Avec quatre autres prisonniers politiques, Farzad Kamangar a été exécuté en secret, le dimanche 9 mai à la prison Evin à Téhéran. Enseignant de 35 ans et membre du syndicat professionnel des enseignants kurdes, il a été accusé de « mettre en danger la sécurité nationale » et « inimitié envers Dieu ». Il vivait sous la menace de la peine de mort depuis Février 2008 suite à un simulacre de procès qui a duré moins de cinq minutes. En prison, Farzad a subi des tortures et des pressions psychologiques.

Voici sa dernière lettre, publiée le 9 mai 2010 par le site Europe Solidaire :
« Je m’appelle Farzad Kamangar, appelé Syamand, instituteur depuis 12 ans. Pendant l’année précédant mon arrestation, j’enseignais au collège technique de Kamyaran, étais membre du conseil d’administration du syndicat des enseignants techniques du Kurdistan et également le porte-parole de ce syndicat, jusqu’à l’interdiction de ses activités par le gouvernement.

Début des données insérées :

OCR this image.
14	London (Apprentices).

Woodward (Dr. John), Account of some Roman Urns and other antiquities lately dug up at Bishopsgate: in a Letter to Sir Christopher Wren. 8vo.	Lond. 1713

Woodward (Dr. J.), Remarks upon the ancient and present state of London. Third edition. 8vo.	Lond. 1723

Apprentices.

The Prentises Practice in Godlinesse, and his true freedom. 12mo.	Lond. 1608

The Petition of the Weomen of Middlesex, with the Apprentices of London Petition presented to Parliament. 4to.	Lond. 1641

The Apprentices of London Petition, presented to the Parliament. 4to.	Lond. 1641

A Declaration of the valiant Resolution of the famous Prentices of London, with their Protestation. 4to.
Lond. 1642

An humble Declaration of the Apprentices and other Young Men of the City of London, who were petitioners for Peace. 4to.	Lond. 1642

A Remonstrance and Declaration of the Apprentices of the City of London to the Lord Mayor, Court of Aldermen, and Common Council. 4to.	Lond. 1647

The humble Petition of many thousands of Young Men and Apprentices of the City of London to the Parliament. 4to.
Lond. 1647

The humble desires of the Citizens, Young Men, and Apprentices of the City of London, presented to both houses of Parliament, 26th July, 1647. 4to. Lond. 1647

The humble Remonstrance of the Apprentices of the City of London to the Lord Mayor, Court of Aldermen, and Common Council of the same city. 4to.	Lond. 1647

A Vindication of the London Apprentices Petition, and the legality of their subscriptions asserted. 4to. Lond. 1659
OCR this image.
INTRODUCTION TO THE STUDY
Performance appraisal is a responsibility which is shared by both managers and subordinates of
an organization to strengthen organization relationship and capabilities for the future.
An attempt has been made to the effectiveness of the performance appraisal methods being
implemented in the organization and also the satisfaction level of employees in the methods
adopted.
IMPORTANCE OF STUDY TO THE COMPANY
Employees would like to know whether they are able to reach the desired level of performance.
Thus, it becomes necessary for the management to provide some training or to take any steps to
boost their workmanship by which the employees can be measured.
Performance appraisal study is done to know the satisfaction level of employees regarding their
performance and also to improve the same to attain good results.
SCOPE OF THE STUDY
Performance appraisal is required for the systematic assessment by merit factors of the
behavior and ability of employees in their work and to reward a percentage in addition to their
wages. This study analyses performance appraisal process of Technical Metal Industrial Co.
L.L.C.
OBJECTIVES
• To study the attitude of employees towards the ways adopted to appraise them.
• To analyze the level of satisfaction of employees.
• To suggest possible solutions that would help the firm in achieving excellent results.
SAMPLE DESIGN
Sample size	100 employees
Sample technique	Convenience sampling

Je faisais aussi partie de l’équipe de rédaction de la revue pédagogique Rouyan (la revue de l’éducation nationale au Kurdistan) jusqu’à ce que cette revue soit également interdite par les renseignements. J’ai également été membre de l’association de protection de l’environnement de Kamyaran (ASK). En 2005, lorsque la ligue de défense des droits de l’homme a commencé ses activités locales, j’y ai adhéré en tant que journaliste.
En août 2006, je suis venu à Téhéran pour m’occuper de la santé de mon frère, un activiste kurde, et j’ai été aussitôt arrêté. J’ai été transféré à un sous-sol sans ventilation et sombre dont j’ignore l’adresse. Les cellules étaient vides et dépourvues de tout objet, lit ou couverture.